04 Aralık, 2010

Ben düştüm aşk ateşine..

O geceyi mesajlaşarak sabahlayarak geçirdik. Çok ilginç olduğumu, bu yüzden benden hoşlandığını söyledi. Beni tanımak istiyormuş. Alper bir salakmış falan filan. Bir kızın ne duymak istediğini kesinlikle iyi biliyor. Eh, ben de bir erkek ne ister'den anlıyorum, hakkımı yiyemem.

Sabah ruh gibi uyandım ve o halde conconistana gidemeyeceğim için kendime çeki düzen falan verdim. Konsere iki hafta kalmıştı ve bu yüzden her gün conconistana gitmemiz işime geliyordu.
Sabah okullarına gittiğimde Alper'den başka kimse gelmemişti. Müzik odasına malzemelerimi bıraktım, tam dışarı çıkıyordum ki Alper seslendi.

- Selin.
- Efendim?
- Ne yapmaya çalışıyorsun?
- Ne demek şimdi bu?
- Alp benim en yakın arkadaşım.
- Anlattı, evet.
- Bu yaptığın çok kaltakça.
- Ben bir şey yapmıyorum ve sen bana karışabilecek pozisyonda değilsin.
- Seni seviyorum anlasana seni salak!
- Çok romantiksin.
- Alp'le aranızın bozulması için her şeyi yaparım.
- Aman dikkat et de Sevdeciğin kızmasın.
dedim ve dışarı çıktım. Sinirlerimi bozuldu. Arkaya gittim tek başıma oturmaya başladım. Kısa bir süre sonra Alp yanıma geldi.

- Tartışmışsınız sanırım Alper'le.
- Ben kötü bir şey mi yapıyorum? dedim. Gözlerim dolmaya başlamıştı.
- Bu kadar üzülmeni gerektirecek bir şey yapmıyorsun.
- Sanırım gruptan çıkıp buraya bir daha gelmemem yapacağım en iyi iş olacak bunca şeyin üzerine.
- Selin lütfen saçmalama. Peki henüz birlikte yaşayamayamadıklarımız? Elini tutmadım daha, ilk öpüşmemiz ortada yok, hiç film izlemedik. Seni tanıma şansına sahip olamadım. Alper en yakın arkadaşım olsa bile, bunları elimden almasına asla izin vermem.

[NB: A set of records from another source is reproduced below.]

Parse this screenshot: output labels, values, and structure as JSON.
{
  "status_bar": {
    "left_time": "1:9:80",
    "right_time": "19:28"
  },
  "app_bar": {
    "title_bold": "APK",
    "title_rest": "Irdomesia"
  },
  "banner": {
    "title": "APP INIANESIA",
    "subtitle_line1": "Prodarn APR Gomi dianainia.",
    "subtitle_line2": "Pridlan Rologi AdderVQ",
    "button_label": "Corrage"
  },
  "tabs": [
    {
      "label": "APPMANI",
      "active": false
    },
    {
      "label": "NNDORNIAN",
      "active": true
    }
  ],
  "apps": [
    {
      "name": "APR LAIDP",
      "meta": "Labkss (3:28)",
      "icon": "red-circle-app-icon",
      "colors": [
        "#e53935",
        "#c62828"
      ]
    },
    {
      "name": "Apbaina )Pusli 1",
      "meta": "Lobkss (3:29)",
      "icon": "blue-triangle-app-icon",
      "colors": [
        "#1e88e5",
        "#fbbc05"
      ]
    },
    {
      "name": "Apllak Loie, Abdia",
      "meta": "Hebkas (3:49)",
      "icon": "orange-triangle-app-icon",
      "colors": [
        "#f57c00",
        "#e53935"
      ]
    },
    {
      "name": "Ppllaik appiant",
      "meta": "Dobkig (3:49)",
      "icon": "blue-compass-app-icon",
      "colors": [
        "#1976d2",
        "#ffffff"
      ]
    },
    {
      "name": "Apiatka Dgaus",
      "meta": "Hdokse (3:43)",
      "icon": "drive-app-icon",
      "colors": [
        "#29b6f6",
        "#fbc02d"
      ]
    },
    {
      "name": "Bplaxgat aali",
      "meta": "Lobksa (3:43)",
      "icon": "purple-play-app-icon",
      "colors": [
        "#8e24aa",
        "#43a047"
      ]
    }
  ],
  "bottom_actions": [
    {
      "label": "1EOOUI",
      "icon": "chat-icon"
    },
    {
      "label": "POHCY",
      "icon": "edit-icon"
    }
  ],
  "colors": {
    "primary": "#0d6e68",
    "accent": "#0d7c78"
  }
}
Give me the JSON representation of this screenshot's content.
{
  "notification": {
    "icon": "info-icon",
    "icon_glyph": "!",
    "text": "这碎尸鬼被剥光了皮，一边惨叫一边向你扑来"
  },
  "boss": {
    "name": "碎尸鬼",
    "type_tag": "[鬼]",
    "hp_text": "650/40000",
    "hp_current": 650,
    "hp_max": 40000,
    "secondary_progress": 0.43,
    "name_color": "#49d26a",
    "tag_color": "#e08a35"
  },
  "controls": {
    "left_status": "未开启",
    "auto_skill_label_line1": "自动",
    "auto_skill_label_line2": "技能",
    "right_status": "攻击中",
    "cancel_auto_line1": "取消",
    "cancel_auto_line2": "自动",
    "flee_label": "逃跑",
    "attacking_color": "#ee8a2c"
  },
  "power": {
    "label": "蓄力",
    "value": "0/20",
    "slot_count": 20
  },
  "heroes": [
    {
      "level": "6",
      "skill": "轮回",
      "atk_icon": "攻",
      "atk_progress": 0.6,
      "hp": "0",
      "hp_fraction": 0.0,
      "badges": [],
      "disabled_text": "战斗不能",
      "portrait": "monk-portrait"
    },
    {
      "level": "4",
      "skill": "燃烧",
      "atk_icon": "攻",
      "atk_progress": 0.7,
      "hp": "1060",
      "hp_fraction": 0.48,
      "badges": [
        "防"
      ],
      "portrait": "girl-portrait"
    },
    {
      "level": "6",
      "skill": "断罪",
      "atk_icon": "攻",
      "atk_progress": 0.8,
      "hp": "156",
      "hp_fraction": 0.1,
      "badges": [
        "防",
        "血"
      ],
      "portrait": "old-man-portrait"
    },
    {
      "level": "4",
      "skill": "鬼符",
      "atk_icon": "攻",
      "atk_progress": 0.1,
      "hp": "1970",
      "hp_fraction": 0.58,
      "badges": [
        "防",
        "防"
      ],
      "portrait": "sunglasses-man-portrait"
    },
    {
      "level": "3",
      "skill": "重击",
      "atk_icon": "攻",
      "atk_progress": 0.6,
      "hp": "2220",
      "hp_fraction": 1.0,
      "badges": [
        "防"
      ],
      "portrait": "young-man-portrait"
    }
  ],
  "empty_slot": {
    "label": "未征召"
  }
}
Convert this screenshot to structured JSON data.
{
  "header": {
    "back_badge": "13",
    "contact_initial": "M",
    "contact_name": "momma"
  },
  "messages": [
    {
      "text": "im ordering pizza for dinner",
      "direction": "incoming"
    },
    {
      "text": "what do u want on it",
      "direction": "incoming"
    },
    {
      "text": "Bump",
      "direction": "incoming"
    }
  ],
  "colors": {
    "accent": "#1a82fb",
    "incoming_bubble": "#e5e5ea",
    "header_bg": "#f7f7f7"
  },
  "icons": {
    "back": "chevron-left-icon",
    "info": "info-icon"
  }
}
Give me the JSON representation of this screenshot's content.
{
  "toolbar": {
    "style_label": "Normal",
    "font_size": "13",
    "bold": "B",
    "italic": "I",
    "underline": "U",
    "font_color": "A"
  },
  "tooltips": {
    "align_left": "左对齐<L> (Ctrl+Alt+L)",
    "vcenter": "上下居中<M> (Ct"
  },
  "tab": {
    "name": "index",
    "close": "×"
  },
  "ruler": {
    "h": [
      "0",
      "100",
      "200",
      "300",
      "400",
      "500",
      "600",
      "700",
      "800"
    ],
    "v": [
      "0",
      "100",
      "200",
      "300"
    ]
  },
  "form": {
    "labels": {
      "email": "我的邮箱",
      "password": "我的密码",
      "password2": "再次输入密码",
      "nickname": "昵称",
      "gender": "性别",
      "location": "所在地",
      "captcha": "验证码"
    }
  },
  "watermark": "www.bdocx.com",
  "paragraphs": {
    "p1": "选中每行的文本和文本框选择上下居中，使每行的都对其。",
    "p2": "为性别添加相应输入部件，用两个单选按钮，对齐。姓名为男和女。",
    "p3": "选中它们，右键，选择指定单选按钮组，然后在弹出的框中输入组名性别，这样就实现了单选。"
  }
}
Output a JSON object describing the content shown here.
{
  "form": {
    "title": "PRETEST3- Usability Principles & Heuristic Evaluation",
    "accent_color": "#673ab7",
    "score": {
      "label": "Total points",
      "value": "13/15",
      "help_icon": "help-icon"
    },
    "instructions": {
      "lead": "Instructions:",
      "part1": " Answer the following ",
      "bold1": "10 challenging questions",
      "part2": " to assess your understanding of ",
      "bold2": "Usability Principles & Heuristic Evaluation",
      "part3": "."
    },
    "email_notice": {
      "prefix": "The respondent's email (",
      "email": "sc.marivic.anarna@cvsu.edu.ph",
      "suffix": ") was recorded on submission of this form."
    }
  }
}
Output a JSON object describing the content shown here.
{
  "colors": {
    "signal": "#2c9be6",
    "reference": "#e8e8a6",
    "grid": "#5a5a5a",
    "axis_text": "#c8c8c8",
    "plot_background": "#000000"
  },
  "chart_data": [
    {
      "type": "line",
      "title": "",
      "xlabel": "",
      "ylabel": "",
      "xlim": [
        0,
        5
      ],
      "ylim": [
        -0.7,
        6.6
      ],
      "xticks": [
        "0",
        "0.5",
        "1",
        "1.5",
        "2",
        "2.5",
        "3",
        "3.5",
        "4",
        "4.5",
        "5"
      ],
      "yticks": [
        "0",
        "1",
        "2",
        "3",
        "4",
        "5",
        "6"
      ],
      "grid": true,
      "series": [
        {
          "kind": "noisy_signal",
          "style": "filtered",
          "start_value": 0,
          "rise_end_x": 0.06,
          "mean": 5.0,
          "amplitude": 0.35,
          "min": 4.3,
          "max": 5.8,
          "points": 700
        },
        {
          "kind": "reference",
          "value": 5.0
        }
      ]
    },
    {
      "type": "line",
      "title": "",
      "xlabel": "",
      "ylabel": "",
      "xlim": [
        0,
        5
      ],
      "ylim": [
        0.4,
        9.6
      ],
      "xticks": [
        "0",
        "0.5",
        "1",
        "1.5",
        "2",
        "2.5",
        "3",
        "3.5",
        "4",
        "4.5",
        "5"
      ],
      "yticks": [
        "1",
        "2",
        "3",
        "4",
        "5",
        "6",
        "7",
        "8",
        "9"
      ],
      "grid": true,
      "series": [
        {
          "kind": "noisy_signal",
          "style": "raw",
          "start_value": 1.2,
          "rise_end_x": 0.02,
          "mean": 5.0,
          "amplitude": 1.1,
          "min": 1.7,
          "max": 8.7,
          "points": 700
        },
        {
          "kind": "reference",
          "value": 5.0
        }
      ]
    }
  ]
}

Boynuna sarılıp ağlamaya başladım. Ağlıyordum çünlü Alper'in yapabileceklerinden korkuyordum. Çünkü duygularımdan emin olamadığım için kendimi suçluyordum.

Ben Alp'in üzerine salyalarımı ve gözyaşlarımı akıtırken o da saçlarımı okşuyordu. Geri çekildim ve dudaklarını dudaklarıma yaklaştırdım. Ellerimle saçlarımı tutup boynumdan çekerken ani öpüşümle nefesi kesilmişti. Ama mecazi anlamda değil. Nefes alamamıştı bir süre. Sonra dudaklarının sıcaklığını, ellerinin yumuşaklığını benliğimde hissettim. Parfümü Burberry's'ti sanırım ve teniyle uyumu harikaydı. Beni nazikçe uzaklaştırdığı zaman arkamızda duran Eren ve Hazel'le göz göze gelip mahçup bir şekilde gülümsedim. Sanırım Hazel ''OHA'' demişti. Şu sıralar oldukça sık söyledikleri bir kelime bu..

Alp kızlara selam verdikten sonra yanımızdan aceleyle ayrıldı. Biz de baş başa kaldık ve Arka Sokaklar'dakilere benzer bir sorgu ortamının içine düştüm. Balıklama atladım. Cup diye ses çıktı.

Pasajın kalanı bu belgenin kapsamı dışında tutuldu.